La terre a tremblé au Maroc dans la nuit du vendredi 8 au samedi 9 septembre 2023. Cinq jours plus tard, le bilan se monte à 2900 morts et 5500 blessés. Malgré les propositions d’aide internationales, seuls quatre pays « amis » ont été autorisés à intervenir officiellement sur place : Espagne, Qatar, Royaume-Uni et Émirats. La France, les États-Unis et d’autres ont proposé leurs équipes de secours, mais les autorités marocaines ont déclaré ne pas en avoir besoin, ce qui est leur droit le plus strict. Cependant, des ONG et des bénévoles français travaillent sur place, sans drapeau.
Les raisons peuvent être politiques, mais aussi tout simplement pratiques : le système de secours national, rôdé par le dernier séisme (de 2004) se suffirait à lui-même. Le Maroc s’est considérablement développé, et entend prendre une place prépondérante en Afrique. Il ne veut pas être considéré comme un pays du « tiers-monde ». On rappelle que le grand séisme de 1960, qui a détruit Agadir, avait fait 12 000 morts, soit un tiers de la population de la ville. Le correspondant de France Inter de l’époque décrit la scène :
« La ville semble avoir été soumise à un bombardement quand on l’aperçoit d’avion, comme j’ai pu le faire ce matin à bord de l’avion royal. Le véritable drame, est au sol et chaque maison est fissurée, écaillée, fêlée. Les vitrines ont volé en éclats. Des immeubles dont la silhouette pouvait rassurer là-haut vue d’avion, ne sont plus maintenant que des masses inquiétantes. Ce sont des carcasses vides et certains menacent de s’écrouler. On peut estimer que 70 % environ de la population est touchée, sinistrée, blessée ou parfois morte. » (France Info)
Aujourd’hui, on le voit, cela peut être humiliant pour un pays de répondre à l’offre d’aide internationale. Lors du grand séisme qui a touché la Turquie (50 000 morts) et la Syrie (6 000 morts) en février 2023, les différends politiques n’ont pas joué, même si la Syrie n’a pas officiellement lancé d’appel à l’aide : elle a quand même laissé, avec un certain retard, les équipes humanitaires entrer à Idlib, une zone qui n’est pas encore pacifiée... En revanche, 48 pays ont envoyé des secours humains ou financiers en Turquie. On rappelle que la Syrie a subi 10 ans d’un terrible conflit, avec des destructions rappelant celles d’un séisme de grande envergure.

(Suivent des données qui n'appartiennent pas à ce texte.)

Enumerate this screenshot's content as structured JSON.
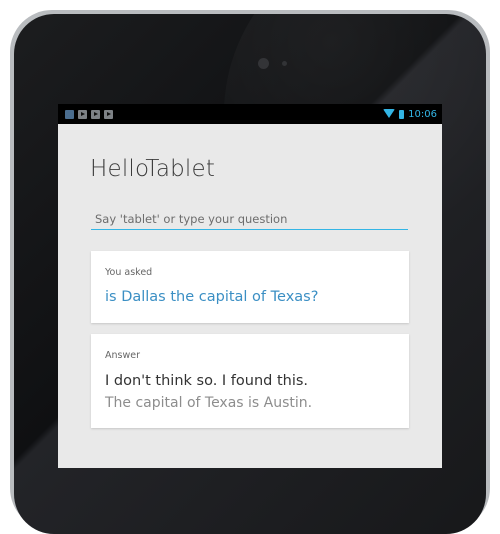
{
  "status_bar": {
    "time": "10:06",
    "notification_icons": [
      "app-icon",
      "play-icon",
      "play-icon",
      "play-icon"
    ],
    "wifi_icon": "wifi-icon",
    "battery_icon": "battery-icon",
    "accent_color": "#33b5e5"
  },
  "app": {
    "title": "HelloTablet",
    "search": {
      "placeholder": "Say 'tablet' or type your question",
      "value": ""
    },
    "asked_card": {
      "label": "You asked",
      "question": "is Dallas the capital of Texas?"
    },
    "answer_card": {
      "label": "Answer",
      "main": "I don't think so. I found this.",
      "detail": "The capital of Texas is Austin."
    },
    "colors": {
      "background": "#e9e9e9",
      "question_text": "#3b8fc4"
    }
  }
}
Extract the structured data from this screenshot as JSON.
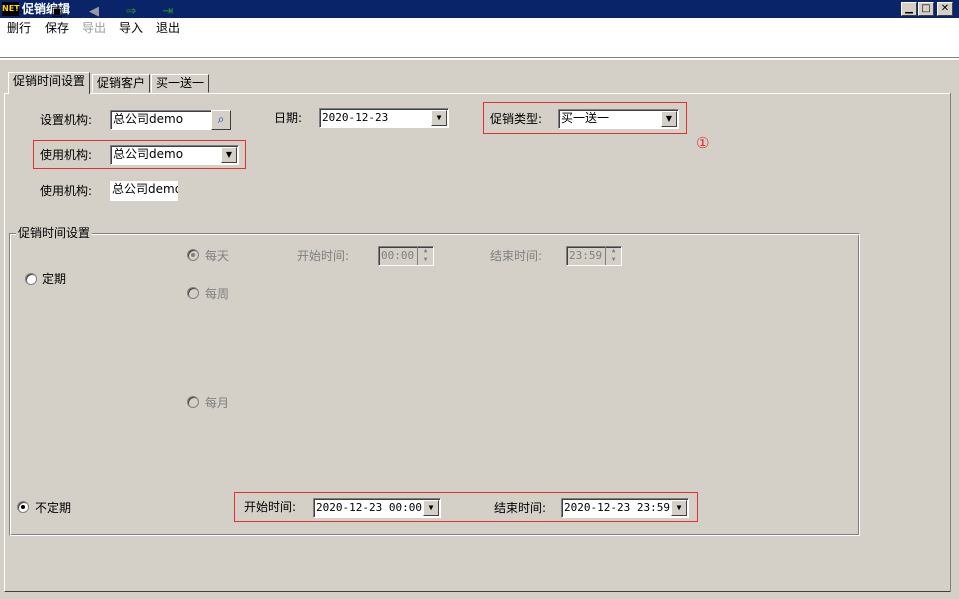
{
  "window": {
    "title": "促销编辑",
    "app_badge": "NET",
    "controls": {
      "minimize": "▁",
      "maximize": "□",
      "close": "✕"
    }
  },
  "toolbar": {
    "items": [
      {
        "label": "删行",
        "icon": "delete-row-icon",
        "glyph": "⇨",
        "enabled": true
      },
      {
        "label": "保存",
        "icon": "save-icon",
        "glyph": "▣",
        "enabled": true
      },
      {
        "label": "导出",
        "icon": "export-icon",
        "glyph": "◀",
        "enabled": false
      },
      {
        "label": "导入",
        "icon": "import-icon",
        "glyph": "⇒",
        "enabled": true
      },
      {
        "label": "退出",
        "icon": "exit-icon",
        "glyph": "⇥",
        "enabled": true
      }
    ]
  },
  "tabs": [
    {
      "label": "促销时间设置",
      "active": true
    },
    {
      "label": "促销客户",
      "active": false
    },
    {
      "label": "买一送一",
      "active": false
    }
  ],
  "form": {
    "set_org_label": "设置机构:",
    "set_org_value": "总公司demo",
    "date_label": "日期:",
    "date_value": "2020-12-23",
    "promo_type_label": "促销类型:",
    "promo_type_value": "买一送一",
    "use_org_label": "使用机构:",
    "use_org_value": "总公司demo",
    "use_org2_label": "使用机构:",
    "use_org2_value": "总公司demo",
    "marker": "①"
  },
  "time_group": {
    "title": "促销时间设置",
    "fixed_label": "定期",
    "daily_label": "每天",
    "weekly_label": "每周",
    "monthly_label": "每月",
    "start_label": "开始时间:",
    "start_value": "00:00",
    "end_label": "结束时间:",
    "end_value": "23:59",
    "unfixed_label": "不定期",
    "range_start_label": "开始时间:",
    "range_start_value": "2020-12-23 00:00",
    "range_end_label": "结束时间:",
    "range_end_value": "2020-12-23 23:59"
  },
  "colors": {
    "titlebar": "#0a246a",
    "face": "#d4d0c8",
    "highlight_box": "#e03030"
  }
}
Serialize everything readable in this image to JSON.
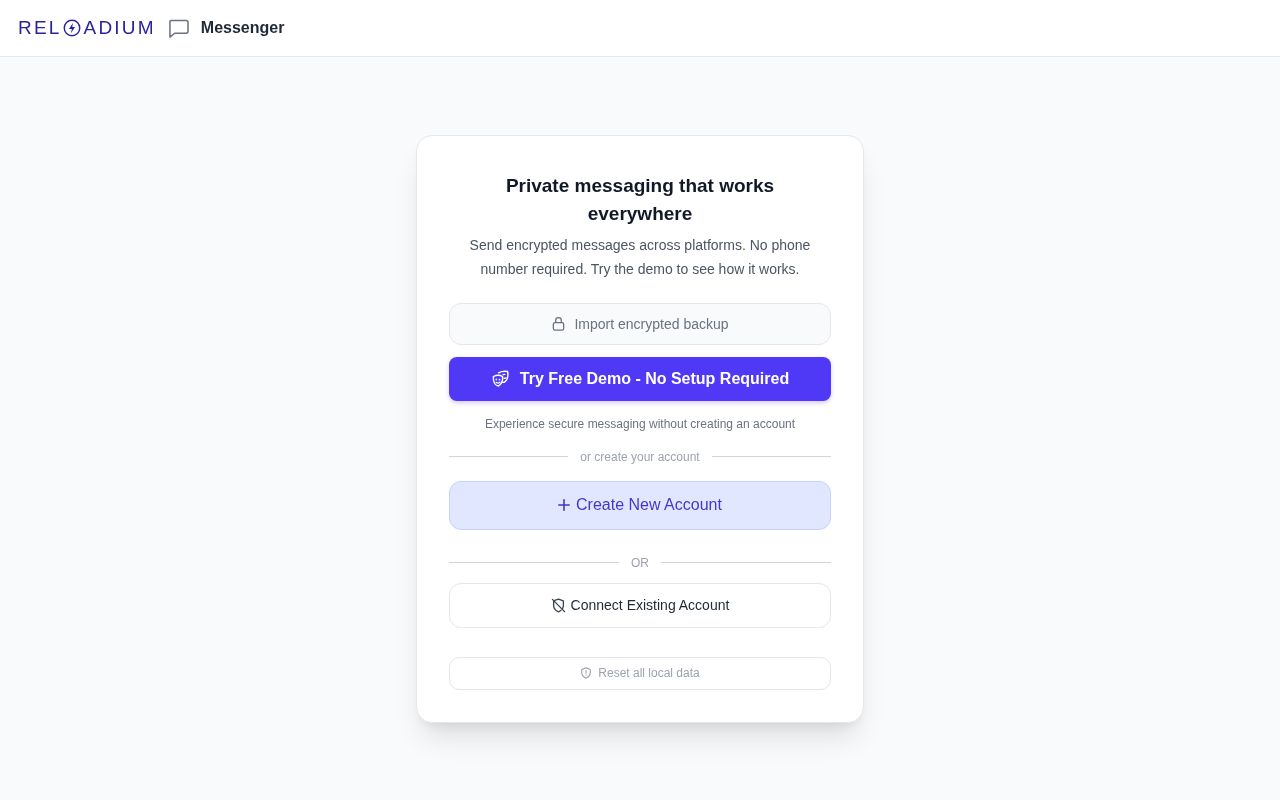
{
  "header": {
    "logo_start": "REL",
    "logo_end": "ADIUM",
    "app_name": "Messenger"
  },
  "card": {
    "title": "Private messaging that works everywhere",
    "subtitle": "Send encrypted messages across platforms. No phone number required. Try the demo to see how it works.",
    "import_button": {
      "label": "Import encrypted backup"
    },
    "demo_button": {
      "label": "Try Free Demo - No Setup Required"
    },
    "demo_note": "Experience secure messaging without creating an account",
    "create_divider": "or create your account",
    "create_button": {
      "label": "Create New Account"
    },
    "or_divider": "OR",
    "connect_button": {
      "label": "Connect Existing Account"
    },
    "reset_button": {
      "label": "Reset all local data"
    }
  }
}
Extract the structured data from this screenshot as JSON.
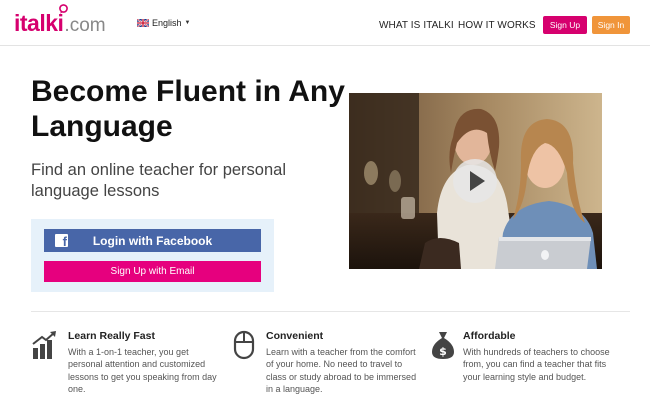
{
  "header": {
    "logo_main": "italki",
    "logo_suffix": ".com",
    "language": "English",
    "nav": [
      "WHAT IS ITALKI",
      "HOW IT WORKS"
    ],
    "signup_label": "Sign Up",
    "signin_label": "Sign In"
  },
  "hero": {
    "title": "Become Fluent in Any Language",
    "subtitle": "Find an online teacher for personal language lessons",
    "facebook_label": "Login with Facebook",
    "email_label": "Sign Up with Email",
    "video_icon": "play-icon"
  },
  "features": [
    {
      "title": "Learn Really Fast",
      "description": "With a 1-on-1 teacher, you get personal attention and customized lessons to get you speaking from day one.",
      "icon": "bar-chart-icon"
    },
    {
      "title": "Convenient",
      "description": "Learn with a teacher from the comfort of your home. No need to travel to class or study abroad to be immersed in a language.",
      "icon": "mouse-icon"
    },
    {
      "title": "Affordable",
      "description": "With hundreds of teachers to choose from, you can find a teacher that fits your learning style and budget.",
      "icon": "money-bag-icon"
    }
  ],
  "colors": {
    "brand_pink": "#d6006e",
    "signin_orange": "#f0953a",
    "facebook_blue": "#4866a8",
    "email_pink": "#e6007e",
    "cta_panel_bg": "#e6f1fa"
  }
}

La reconstruction coûtera 900 milliards de dollars.
Cinq jours après le séisme marocain, malheureusement, on trouve très rarement des survivants. Mais l’aide ne s’arrête pas aux premiers secours : elle s’étale sur des mois, avec la reconstruction, le relogement, toute une vie à reconstituer.
Pour rester dans le séisme politique, le grand tremblement de terre de Tangshan en 1976 était, lui, éminemment politique. La vidéo suivante est en anglais non sous-titrée en français, mais elle montre ce qu’a subi cette ville industrielle : l’effet d’une bombe atomique.
Bilan officiel : 242 000 morts ; bilan officieux : 700 000. Les images d’époque montrent des centaines de Chinois, militaires ou volontaires, qui montent au front pour déblayer les débris. Le tout, à la main, en faisant la chaîne, à la chinoise.
En 1976, Mao se meurt, il décédera le 9 septembre, il n’aura peut-être pas dirigé les secours pour le 28 juillet. C’est Hua Guofeng qui prend le tête du pays, mais avec Deng Xiaoping en embuscade. Son heure viendra. La « bande des Quatre » (avec madame Mao dedans) sera arrêtée cette même année, sonnant le glas du pouvoir maoïste. Petite anecdote : Philippe Sollers signera à cette occasion une tribune dans Le Monde dans laquelle il s’oppose à la nouvelle ligne, dite « des droitiers », et prend parti pour la veuve de Mao, soit la ligne de gauche... Jiang Qing sera emprisonnée et de « suicidera », après avoir été libérée pour cause de cancer, en 1991.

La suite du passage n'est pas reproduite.